Lo stesso Mario Monti ad esempio ammette che la situazione attuale è molto peggiore della crisi del 2008 e che allora ad esempio la Grecia ebbe modo di essere considerata colpevole dei suoi guai e che questo pregiudizio verso gli stati del sud Europa sembra persistere, ma continua nella sua visione prudenziale e molto meno coraggiosa del collega Mario Draghi. Il lupo perde il pelo….
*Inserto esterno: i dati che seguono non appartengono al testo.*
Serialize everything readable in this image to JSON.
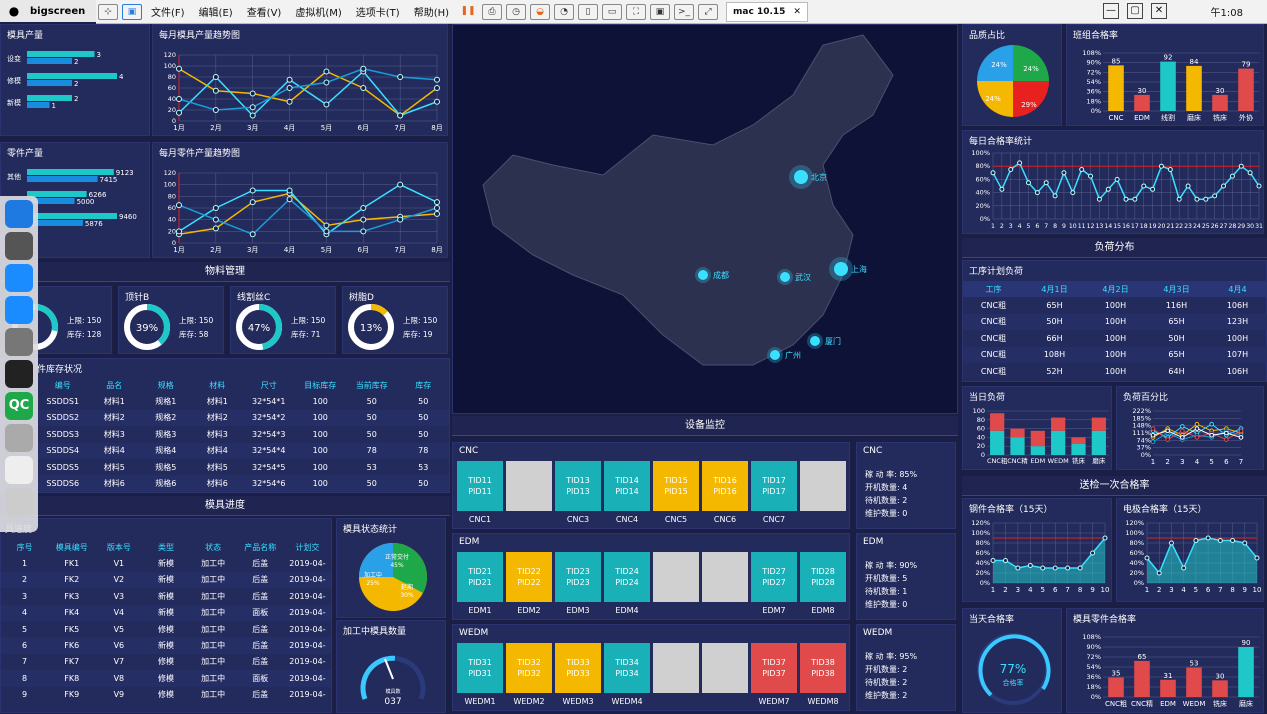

In questo continuo alternarsi di posizioni più favorevoli ad un indirizzo politico improntato ad una strategia di ‘helicopter money’ tesa a dare soldi a pioggia alle aziende e ai privati ed di altre che continuano, di fronte a questo abisso che sembra delinearsi, a predicare prudenza, l’assenza più grande sembra proprio quella dello Stato.
Se il prossimo DPCM non sarà molto più radicale e concreto del precedente, per il quale le garanzie dei lavoratori sembrano essere appese alla burocrazia dell’INPS e dei suoi PIN che, pensate bene, per ottenerli bisogna attenderne la seconda parte in Posta nell’epoca di internet, ossia come chiedere di spedire una PEC via fax, allora sarà un vero disastro.


Timidi accenni a interventi molto più rivoluzionari vengono fatti da altri economisti che invocano per il Bel Paese un ‘semestre bianco’, ossia un periodo di sei mesi senza più tasse da pagare, affitti da pagare e stipendi da garantire per le imprese e danari direttamente bonificati sui conti correnti dei lavoratori, sostenendo forse a ragione che quello che si spenderebbe oggi sarebbe risparmiato domani, in una ricostruzione economica altrimenti impossibile.


Non sappiamo se sei mesi potranno bastare in realtà, poiché il blocco totale delle produzioni e di ogni attività economica, avvenuto così in fretta, rischia di creare una onda di ritorno sul tessuto economico globale senza alcun precedente nella storia, essendo il mondo economico planetario completamente interconnesso.
Per sopravvivere il sistema economico europeo inoltre deve promuovere uno slancio verso quelle posizioni non prudenziali che ha sempre combattuto dall’introduzione dell’Euro: espansione in debito.
Questo limita e rallenta ogni atto europeo ed ha bloccato le recenti richieste del Governo che ha dato i famosi ‘quindici giorni di tempo’ per decidere: ‘sennò faremo da soli’.


Il riflesso di questa già evidenziata inerzia potrebbe ricadere anche sulla nostra piccola economia stagionale e quando si legge di ‘ricchi imprenditori elbani che tutto sommato una stagione così la sopporterebbero’ forse non si tiene conto di come invece una così epocale stagnazione dell’economia del turismo mondiale, specie di quello straniero verso l’Italia, potrebbe mettere in ginocchio quella citata imprenditoria, da anni vessata da un sistema fiscale esoso e da margini di guadagno sempre più ridotti per l’incontenibile livello dei costi gestionali.
La crisi che si sta abbattendo sulla compagnia di navigazione che ha il monopolio sull’isola, di certo, non esprime positivi auspici, ponendo anzi anch’essa ulteriori ipoteche sul rilancio anche della stagione 2021, non solo su quella presente.


Insomma nulla di meglio ci viene alla mente di queste parole di Giovanni Guareschi, che scrisse: ’Bisogna sognare: aggrapparsi alla realtà con i nostri sogni, per non dimenticarci d'esser vivi. Bisogna sognare: e, nel sogno, ritroveremo valori che avevamo dimenticato, scopriremo valori ignorati, ravviseremo gli errori del nostro passato e la fisionomia del nostro avvenire'.
Facciamolo, aggiungo io, ma coi piedi ben piantati per terra.